Sketch the graph of the given equation. \((x+2)^{2}=4\)

Short answer

Graph a parabola opening upwards with vertex at (-2, 0) and x-intercepts at 0 and -4.

Step-by-step solution

Identify the Type of Equation

The given equation \((x+2)^2 = 4\) is a quadratic equation in disguise. It's a simple quadratic equation having a squared term.

Solve for x

To sketch the graph, we first solve the equation. Take the square root of both sides: \[\sqrt{(x+2)^2} = \sqrt{4}\]which results in \[|x+2| = 2\]This gives two solutions: \[x + 2 = 2\] leading to \[x = 0\] and \[x + 2 = -2\] leading to \[x = -4\].

Analyze the Solutions

The solutions \(x = 0\) and \(x = -4\) are the points where the graph of the equation intersects the x-axis. These are the roots of the equation.

Determine the Vertex

The function \((x+2)^2\) is a perfect square trinomial with the vertex at \((-2, 0)\), which is the lowest point of the parabola since the coefficient of the squared term is positive, indicating it opens upwards.

Sketch the Graph

Plot the vertex at \((-2, 0)\) and the intercepts at \((0, 0)\) and \((-4, 0)\). The graph is a parabola opening upwards, centered at \(x = -2\). Draw the parabola ensuring it passes through these points.

Key concepts

Quadratic Equation

A quadratic equation is an algebraic expression of the form \(ax^2 + bx + c = 0\), where \(a, b,\) and \(c\) are constants, and \(a\) is not equal to zero. This type of equation results in a parabolic graph.

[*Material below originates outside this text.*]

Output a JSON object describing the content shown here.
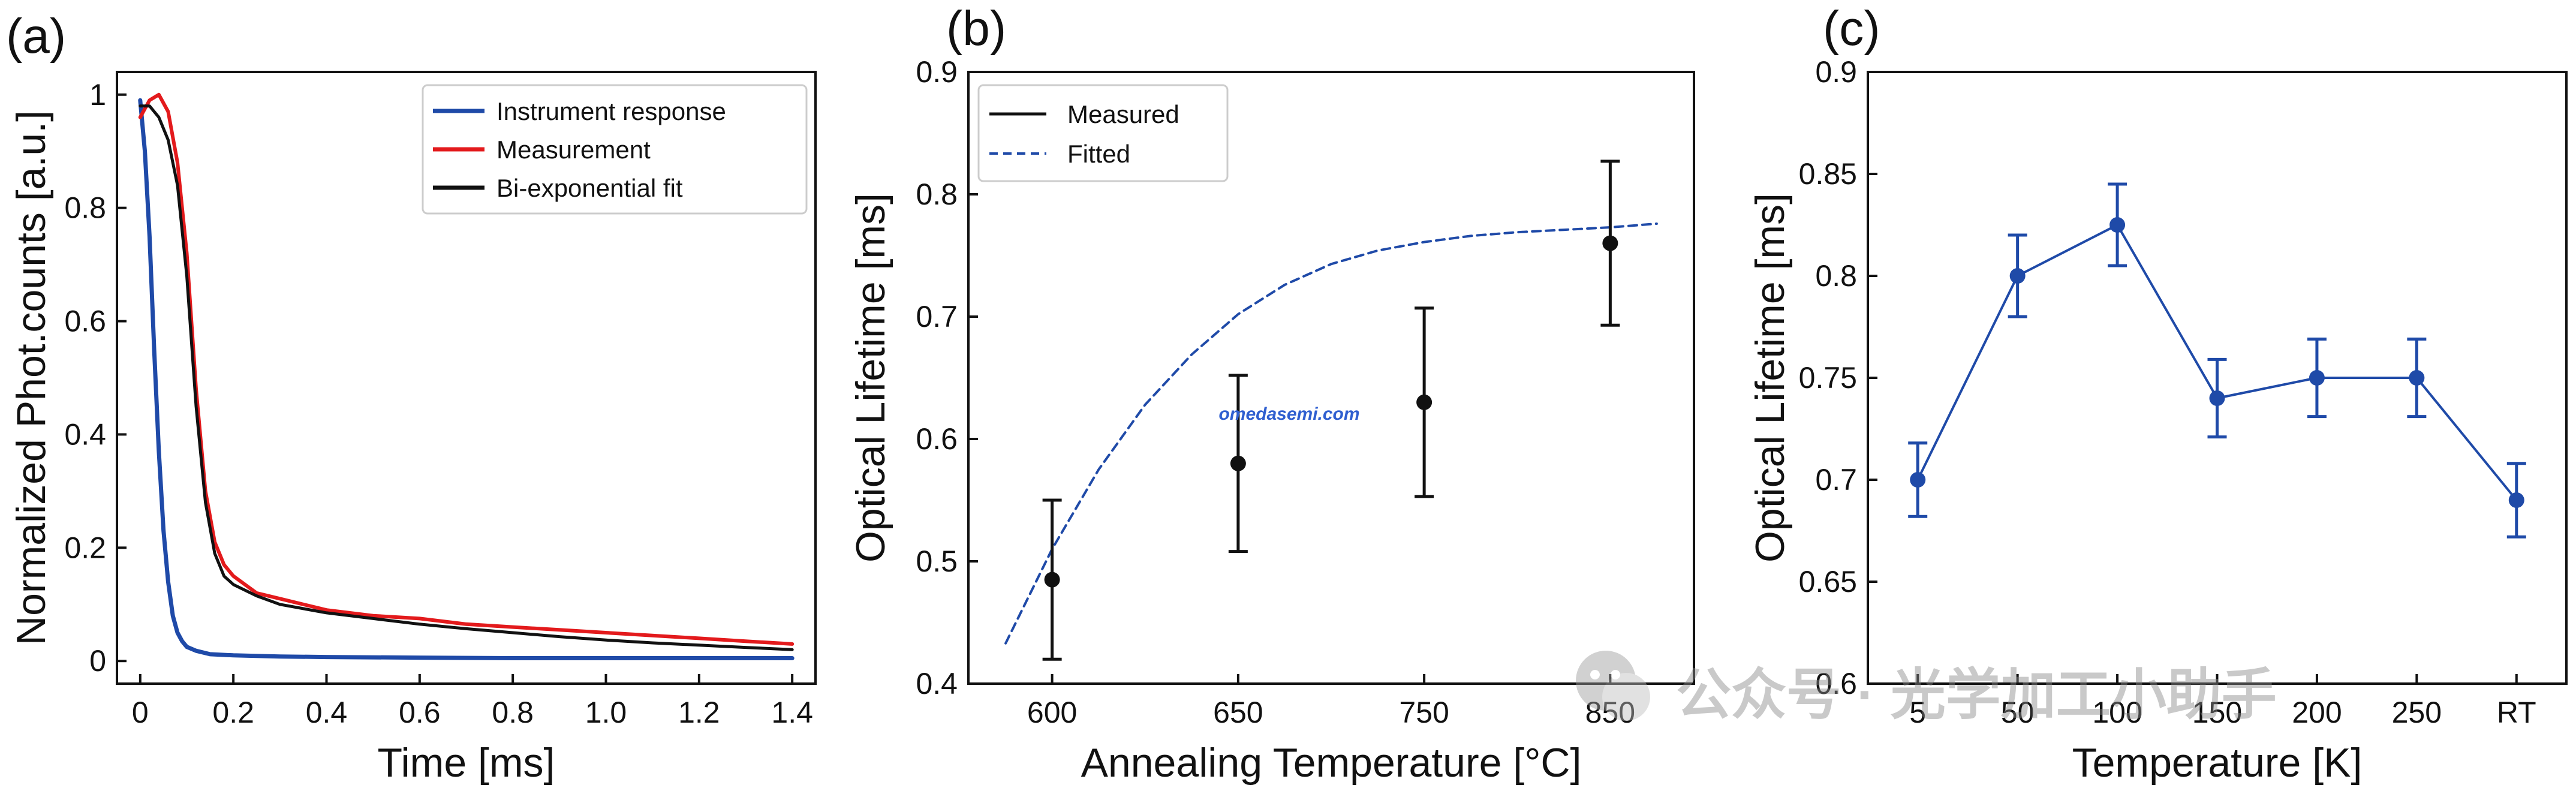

The characteristic feature of a quadratic equation is the presence of the squared term \(x^2\). In our exercise, the equation is \((x+2)^2=4\). To see it as a standard quadratic equation, you can expand and rearrange it to form \(x^2 + 4x + 4 = 4\), which simplifies to \(x^2 + 4x = 0\) after subtracting 4 from both sides.

When graphed, quadratic equations often create 'U' shaped curves known as parabolas, which makes solving them visually fascinating. Identifying these features helps to understand and graph the equations efficiently.

Solving Equations

Solving quadratic equations involves finding the values of \(x\) that make the equation true. In our original problem, solving \((x+2)^2=4\) means finding the value or values of \(x\) that satisfy the equation.

We start by taking the square root of both sides, resulting in \(|x+2| = 2\). Since the absolute value represents distance in both directions on a number line, we consider both possibilities. This gives us two linear equations:

• \(x + 2 = 2\)
• \(x + 2 = -2\)

Subtracting 2 from both sides in each of these equations gives the solutions:

• \(x = 0\)
• \(x = -4\)

These solutions represent the points where the parabola intersects the x-axis, also known as the roots of the equation.

Parabola

A parabola is a symmetrical, curved shape that is mimicked by the graph of a quadratic equation. It can open either upwards or downwards, depending on the coefficient of the squared term in the equation. If positive, the parabola opens upwards like a smile; if negative, it opens downwards like a frown.

In our case, the expanded form of the quadratic equation is \(x^2 + 4x = 0\). The coefficient of \(x^2\) is positive \((1)\), indicating that our parabola opens upwards. This provides immense insight when graphing, as it dictates the general orientation and shape the graph should take.

The parabola’s property of symmetry means it reflects identically on both sides of its vertex, creating a mirror image about the line of symmetry.

Vertex of a Parabola

The vertex is a critical point on the parabola. It represents the peak or the lowest point, depending on the orientation of the parabola. For an upward-opening parabola, the vertex is the lowest point.

In a vertex form quadratic equation \(a(x-h)^2 + k\), the vertex is given by the point \((h, k)\).Our specific equation, \((x+2)^2=4\), can be rewritten to reveal its vertex at \((-2, 0)\).

This vertex serves as the parabola's lowest point and its line of symmetry. Hence, the parabola is symmetric around the vertical line \(x = -2\). Identifying the vertex helps in sketching the accurate shape of a parabola and determining its basic position relative to the coordinate plane.